Pamela, oh, that's funny! I spent 7-8 days back in the 90's driving through England, and was fine for the first 3-4 days. But one day I was driving through a small town and pulled over in the only parking spot available on the right hand side. I stopped to get what I wanted and when I came back and pulled out, instinct took over and I started driving on the right side of the road. I drove about 500 feet when I suddenly realized there was a car stopped on the road facing me, politely waiting for me to move over. I felt like SUCH an idiot, and immediately got over but was so impressed that the other driver was so polite.
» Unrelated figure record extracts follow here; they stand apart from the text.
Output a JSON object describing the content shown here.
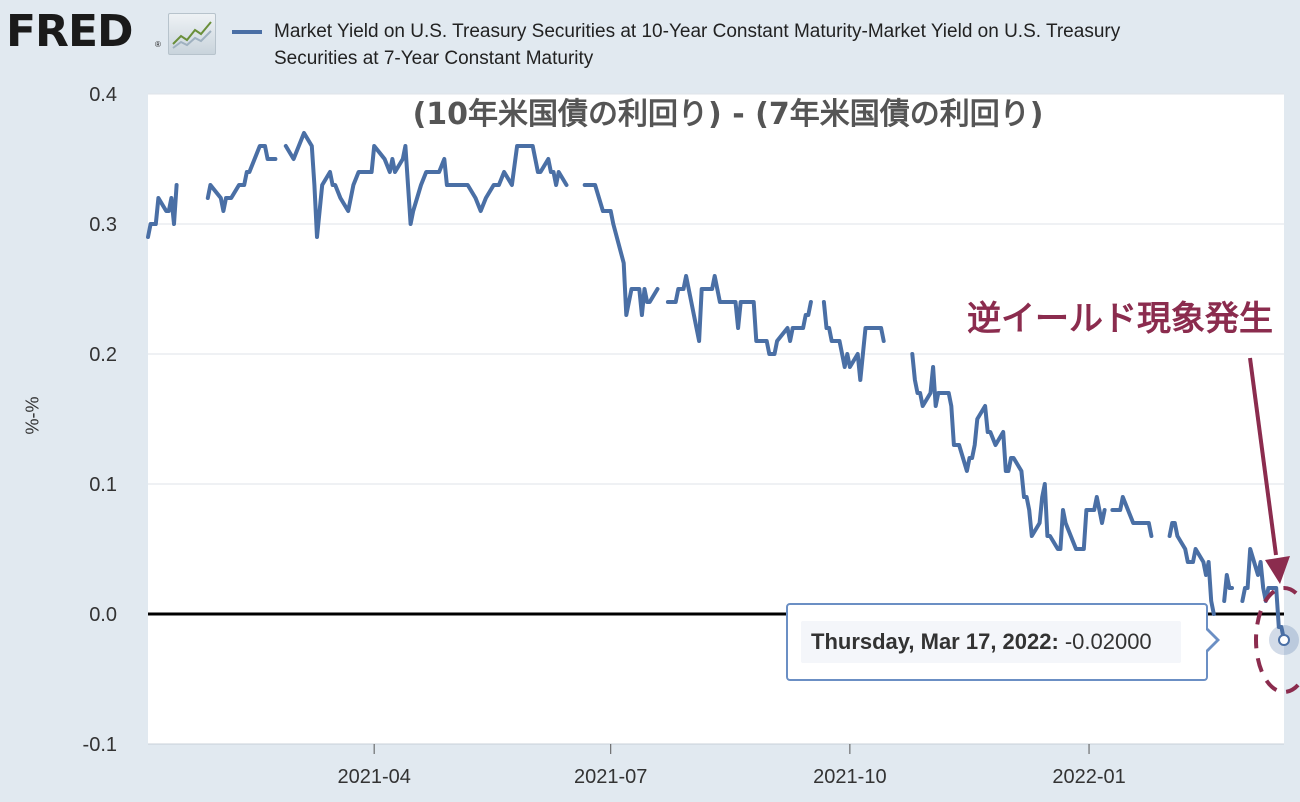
{
  "header": {
    "logo_text": "FRED",
    "logo_mark": "®",
    "logo_icon": "line-chart-icon",
    "legend_text": "Market Yield on U.S. Treasury Securities at 10-Year Constant Maturity-Market Yield on U.S. Treasury Securities at 7-Year Constant Maturity",
    "legend_color": "#4a6fa5"
  },
  "tooltip": {
    "date": "Thursday, Mar 17, 2022:",
    "value": "-0.02000"
  },
  "annotation": {
    "label": "逆イールド現象発生",
    "color": "#8b2c4e"
  },
  "chart_data": {
    "type": "line",
    "title": "(10年米国債の利回り) - (7年米国債の利回り)",
    "ylabel": "%-%",
    "xlabel": "",
    "ylim": [
      -0.1,
      0.4
    ],
    "yticks": [
      -0.1,
      0.0,
      0.1,
      0.2,
      0.3,
      0.4
    ],
    "ytick_labels": [
      "-0.1",
      "0.0",
      "0.1",
      "0.2",
      "0.3",
      "0.4"
    ],
    "xlim": [
      "2021-01-04",
      "2022-03-17"
    ],
    "xticks": [
      "2021-04-01",
      "2021-07-01",
      "2021-10-01",
      "2022-01-01"
    ],
    "xtick_labels": [
      "2021-04",
      "2021-07",
      "2021-10",
      "2022-01"
    ],
    "grid": "horizontal",
    "zero_line": true,
    "line_color": "#4a6fa5",
    "series": [
      {
        "values": [
          [
            "2021-01-04",
            0.29
          ],
          [
            "2021-01-05",
            0.3
          ],
          [
            "2021-01-07",
            0.3
          ],
          [
            "2021-01-08",
            0.32
          ],
          [
            "2021-01-11",
            0.31
          ],
          [
            "2021-01-12",
            0.31
          ],
          [
            "2021-01-13",
            0.32
          ],
          [
            "2021-01-14",
            0.3
          ],
          [
            "2021-01-15",
            0.33
          ],
          null,
          [
            "2021-01-27",
            0.32
          ],
          [
            "2021-01-28",
            0.33
          ],
          [
            "2021-02-01",
            0.32
          ],
          [
            "2021-02-02",
            0.31
          ],
          [
            "2021-02-03",
            0.32
          ],
          [
            "2021-02-05",
            0.32
          ],
          [
            "2021-02-08",
            0.33
          ],
          [
            "2021-02-10",
            0.33
          ],
          [
            "2021-02-11",
            0.34
          ],
          [
            "2021-02-12",
            0.34
          ],
          [
            "2021-02-16",
            0.36
          ],
          [
            "2021-02-18",
            0.36
          ],
          [
            "2021-02-19",
            0.35
          ],
          [
            "2021-02-22",
            0.35
          ],
          null,
          [
            "2021-02-26",
            0.36
          ],
          [
            "2021-03-01",
            0.35
          ],
          [
            "2021-03-03",
            0.36
          ],
          [
            "2021-03-05",
            0.37
          ],
          [
            "2021-03-08",
            0.36
          ],
          [
            "2021-03-09",
            0.33
          ],
          [
            "2021-03-10",
            0.29
          ],
          [
            "2021-03-12",
            0.33
          ],
          [
            "2021-03-15",
            0.34
          ],
          [
            "2021-03-16",
            0.33
          ],
          [
            "2021-03-17",
            0.33
          ],
          [
            "2021-03-19",
            0.32
          ],
          [
            "2021-03-22",
            0.31
          ],
          [
            "2021-03-24",
            0.33
          ],
          [
            "2021-03-26",
            0.34
          ],
          [
            "2021-03-29",
            0.34
          ],
          [
            "2021-03-31",
            0.34
          ],
          [
            "2021-04-01",
            0.36
          ],
          [
            "2021-04-05",
            0.35
          ],
          [
            "2021-04-07",
            0.34
          ],
          [
            "2021-04-08",
            0.35
          ],
          [
            "2021-04-09",
            0.34
          ],
          [
            "2021-04-12",
            0.35
          ],
          [
            "2021-04-13",
            0.36
          ],
          [
            "2021-04-14",
            0.33
          ],
          [
            "2021-04-15",
            0.3
          ],
          [
            "2021-04-16",
            0.31
          ],
          [
            "2021-04-19",
            0.33
          ],
          [
            "2021-04-21",
            0.34
          ],
          [
            "2021-04-23",
            0.34
          ],
          [
            "2021-04-26",
            0.34
          ],
          [
            "2021-04-28",
            0.35
          ],
          [
            "2021-04-29",
            0.33
          ],
          [
            "2021-04-30",
            0.33
          ],
          [
            "2021-05-03",
            0.33
          ],
          [
            "2021-05-05",
            0.33
          ],
          [
            "2021-05-07",
            0.33
          ],
          [
            "2021-05-10",
            0.32
          ],
          [
            "2021-05-12",
            0.31
          ],
          [
            "2021-05-14",
            0.32
          ],
          [
            "2021-05-17",
            0.33
          ],
          [
            "2021-05-19",
            0.33
          ],
          [
            "2021-05-21",
            0.34
          ],
          [
            "2021-05-24",
            0.33
          ],
          [
            "2021-05-26",
            0.36
          ],
          [
            "2021-05-28",
            0.36
          ],
          [
            "2021-06-01",
            0.36
          ],
          [
            "2021-06-02",
            0.35
          ],
          [
            "2021-06-03",
            0.34
          ],
          [
            "2021-06-04",
            0.34
          ],
          [
            "2021-06-07",
            0.35
          ],
          [
            "2021-06-08",
            0.34
          ],
          [
            "2021-06-09",
            0.34
          ],
          [
            "2021-06-10",
            0.33
          ],
          [
            "2021-06-11",
            0.34
          ],
          [
            "2021-06-14",
            0.33
          ],
          null,
          [
            "2021-06-21",
            0.33
          ],
          [
            "2021-06-22",
            0.33
          ],
          [
            "2021-06-25",
            0.33
          ],
          [
            "2021-06-28",
            0.31
          ],
          [
            "2021-06-30",
            0.31
          ],
          [
            "2021-07-01",
            0.31
          ],
          [
            "2021-07-02",
            0.3
          ],
          [
            "2021-07-06",
            0.27
          ],
          [
            "2021-07-07",
            0.23
          ],
          [
            "2021-07-08",
            0.24
          ],
          [
            "2021-07-09",
            0.25
          ],
          [
            "2021-07-12",
            0.25
          ],
          [
            "2021-07-13",
            0.23
          ],
          [
            "2021-07-14",
            0.25
          ],
          [
            "2021-07-15",
            0.24
          ],
          [
            "2021-07-16",
            0.24
          ],
          [
            "2021-07-19",
            0.25
          ],
          null,
          [
            "2021-07-23",
            0.24
          ],
          [
            "2021-07-26",
            0.24
          ],
          [
            "2021-07-27",
            0.25
          ],
          [
            "2021-07-28",
            0.25
          ],
          [
            "2021-07-29",
            0.25
          ],
          [
            "2021-07-30",
            0.26
          ],
          [
            "2021-08-02",
            0.23
          ],
          [
            "2021-08-03",
            0.22
          ],
          [
            "2021-08-04",
            0.21
          ],
          [
            "2021-08-05",
            0.25
          ],
          [
            "2021-08-06",
            0.25
          ],
          [
            "2021-08-09",
            0.25
          ],
          [
            "2021-08-10",
            0.26
          ],
          [
            "2021-08-11",
            0.25
          ],
          [
            "2021-08-12",
            0.24
          ],
          [
            "2021-08-13",
            0.24
          ],
          [
            "2021-08-16",
            0.24
          ],
          [
            "2021-08-17",
            0.24
          ],
          [
            "2021-08-18",
            0.24
          ],
          [
            "2021-08-19",
            0.22
          ],
          [
            "2021-08-20",
            0.24
          ],
          [
            "2021-08-23",
            0.24
          ],
          [
            "2021-08-24",
            0.24
          ],
          [
            "2021-08-25",
            0.24
          ],
          [
            "2021-08-26",
            0.21
          ],
          [
            "2021-08-27",
            0.21
          ],
          [
            "2021-08-30",
            0.21
          ],
          [
            "2021-08-31",
            0.2
          ],
          [
            "2021-09-01",
            0.2
          ],
          [
            "2021-09-02",
            0.2
          ],
          [
            "2021-09-03",
            0.21
          ],
          [
            "2021-09-07",
            0.22
          ],
          [
            "2021-09-08",
            0.21
          ],
          [
            "2021-09-09",
            0.22
          ],
          [
            "2021-09-10",
            0.22
          ],
          [
            "2021-09-13",
            0.22
          ],
          [
            "2021-09-14",
            0.23
          ],
          [
            "2021-09-15",
            0.23
          ],
          [
            "2021-09-16",
            0.24
          ],
          null,
          [
            "2021-09-21",
            0.24
          ],
          [
            "2021-09-22",
            0.22
          ],
          [
            "2021-09-23",
            0.22
          ],
          [
            "2021-09-24",
            0.21
          ],
          [
            "2021-09-27",
            0.21
          ],
          [
            "2021-09-28",
            0.2
          ],
          [
            "2021-09-29",
            0.19
          ],
          [
            "2021-09-30",
            0.2
          ],
          [
            "2021-10-01",
            0.19
          ],
          [
            "2021-10-04",
            0.2
          ],
          [
            "2021-10-05",
            0.18
          ],
          [
            "2021-10-06",
            0.2
          ],
          [
            "2021-10-07",
            0.22
          ],
          [
            "2021-10-08",
            0.22
          ],
          [
            "2021-10-12",
            0.22
          ],
          [
            "2021-10-13",
            0.22
          ],
          [
            "2021-10-14",
            0.21
          ],
          null,
          [
            "2021-10-25",
            0.2
          ],
          [
            "2021-10-26",
            0.18
          ],
          [
            "2021-10-27",
            0.17
          ],
          [
            "2021-10-28",
            0.17
          ],
          [
            "2021-10-29",
            0.16
          ],
          [
            "2021-11-01",
            0.17
          ],
          [
            "2021-11-02",
            0.19
          ],
          [
            "2021-11-03",
            0.16
          ],
          [
            "2021-11-04",
            0.17
          ],
          [
            "2021-11-05",
            0.17
          ],
          [
            "2021-11-08",
            0.17
          ],
          [
            "2021-11-09",
            0.16
          ],
          [
            "2021-11-10",
            0.13
          ],
          [
            "2021-11-12",
            0.13
          ],
          [
            "2021-11-15",
            0.11
          ],
          [
            "2021-11-16",
            0.12
          ],
          [
            "2021-11-17",
            0.12
          ],
          [
            "2021-11-18",
            0.13
          ],
          [
            "2021-11-19",
            0.15
          ],
          [
            "2021-11-22",
            0.16
          ],
          [
            "2021-11-23",
            0.14
          ],
          [
            "2021-11-24",
            0.14
          ],
          [
            "2021-11-26",
            0.13
          ],
          [
            "2021-11-29",
            0.14
          ],
          [
            "2021-11-30",
            0.11
          ],
          [
            "2021-12-01",
            0.11
          ],
          [
            "2021-12-02",
            0.12
          ],
          [
            "2021-12-03",
            0.12
          ],
          [
            "2021-12-06",
            0.11
          ],
          [
            "2021-12-07",
            0.09
          ],
          [
            "2021-12-08",
            0.09
          ],
          [
            "2021-12-09",
            0.08
          ],
          [
            "2021-12-10",
            0.06
          ],
          [
            "2021-12-13",
            0.07
          ],
          [
            "2021-12-14",
            0.09
          ],
          [
            "2021-12-15",
            0.1
          ],
          [
            "2021-12-16",
            0.06
          ],
          [
            "2021-12-17",
            0.06
          ],
          [
            "2021-12-20",
            0.05
          ],
          [
            "2021-12-21",
            0.05
          ],
          [
            "2021-12-22",
            0.08
          ],
          [
            "2021-12-23",
            0.07
          ],
          [
            "2021-12-27",
            0.05
          ],
          [
            "2021-12-28",
            0.05
          ],
          [
            "2021-12-30",
            0.05
          ],
          [
            "2021-12-31",
            0.08
          ],
          [
            "2022-01-03",
            0.08
          ],
          [
            "2022-01-04",
            0.09
          ],
          [
            "2022-01-05",
            0.08
          ],
          [
            "2022-01-06",
            0.07
          ],
          [
            "2022-01-07",
            0.08
          ],
          null,
          [
            "2022-01-10",
            0.08
          ],
          [
            "2022-01-11",
            0.08
          ],
          [
            "2022-01-12",
            0.08
          ],
          [
            "2022-01-13",
            0.08
          ],
          [
            "2022-01-14",
            0.09
          ],
          [
            "2022-01-18",
            0.07
          ],
          [
            "2022-01-19",
            0.07
          ],
          [
            "2022-01-20",
            0.07
          ],
          [
            "2022-01-21",
            0.07
          ],
          [
            "2022-01-24",
            0.07
          ],
          [
            "2022-01-25",
            0.06
          ],
          null,
          [
            "2022-02-01",
            0.06
          ],
          [
            "2022-02-02",
            0.07
          ],
          [
            "2022-02-03",
            0.07
          ],
          [
            "2022-02-04",
            0.06
          ],
          [
            "2022-02-07",
            0.05
          ],
          [
            "2022-02-08",
            0.04
          ],
          [
            "2022-02-09",
            0.04
          ],
          [
            "2022-02-10",
            0.04
          ],
          [
            "2022-02-11",
            0.05
          ],
          [
            "2022-02-14",
            0.04
          ],
          [
            "2022-02-15",
            0.03
          ],
          [
            "2022-02-16",
            0.04
          ],
          [
            "2022-02-17",
            0.01
          ],
          [
            "2022-02-18",
            0.0
          ],
          null,
          [
            "2022-02-22",
            0.01
          ],
          [
            "2022-02-23",
            0.03
          ],
          [
            "2022-02-24",
            0.02
          ],
          [
            "2022-02-25",
            0.02
          ],
          null,
          [
            "2022-03-01",
            0.01
          ],
          [
            "2022-03-02",
            0.02
          ],
          [
            "2022-03-03",
            0.02
          ],
          [
            "2022-03-04",
            0.05
          ],
          [
            "2022-03-07",
            0.03
          ],
          [
            "2022-03-08",
            0.04
          ],
          [
            "2022-03-09",
            0.02
          ],
          [
            "2022-03-10",
            0.01
          ],
          [
            "2022-03-11",
            0.02
          ],
          [
            "2022-03-14",
            0.02
          ],
          [
            "2022-03-15",
            -0.01
          ],
          [
            "2022-03-16",
            -0.01
          ],
          [
            "2022-03-17",
            -0.02
          ]
        ]
      }
    ]
  }
}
In the US, the horn would have gone off immediately, probably followed by some shouting.

Posted by
1656 posts

First time I drove in France I drove the wrong way around a roundabout in a business park in Rennes, it was 7 AM. Later in the same I did drift to the left a bit on a country road.

First time with a LHD car was in Italy, and a passenger said 'you are doing really well'. I still have not told them that I had just attempted to change gear with the window handle for about the fifth time that morning.

Posted by
6776 posts

First time with a LHD car was in Italy, and a passenger said 'you are doing really well'. I still have not told them that I had just attempted to change gear with the window handle for about the fifth time that morning.

Ha ha!! I think that one wins!!!

Posted by
33107 posts

First time with a LHD car was in Italy, and a passenger said 'you are doing really well'. I still have not told them that I had just attempted to change gear with the window handle for about the fifth time that morning.

LOVE IT!!

Posted by
66 posts

Another thing to consider, is "Wind screen". We got a really small chip in our windshield, and it cost me $200. There are lots of rocks on the roads that get kicked up. Also, they will charge you for the tire if you get a flat, unless you get their flat tire insurance. It is very cheap for both of these insurance fees and you probably won't need if but it you do it more than pays for itself.

Posted by
639 posts

After our first experience with left hand driving for three weeks, I came home having survived with no incidents. That evening at about 2am, we got "toned out" as volunteer firefighters, and as usual, given my distance from the fire station, my assignment was driving the 65,000lb water tender to the fire. I made an additional round trip to refill at a nearby lake, then drove back to the fire station to put the truck away. As I was walking back to my car, my Captain pulled up in his rig and asked why I had spent the whole evening on the wrong side of the road. Thank goodness for late hours and flashing reds lights!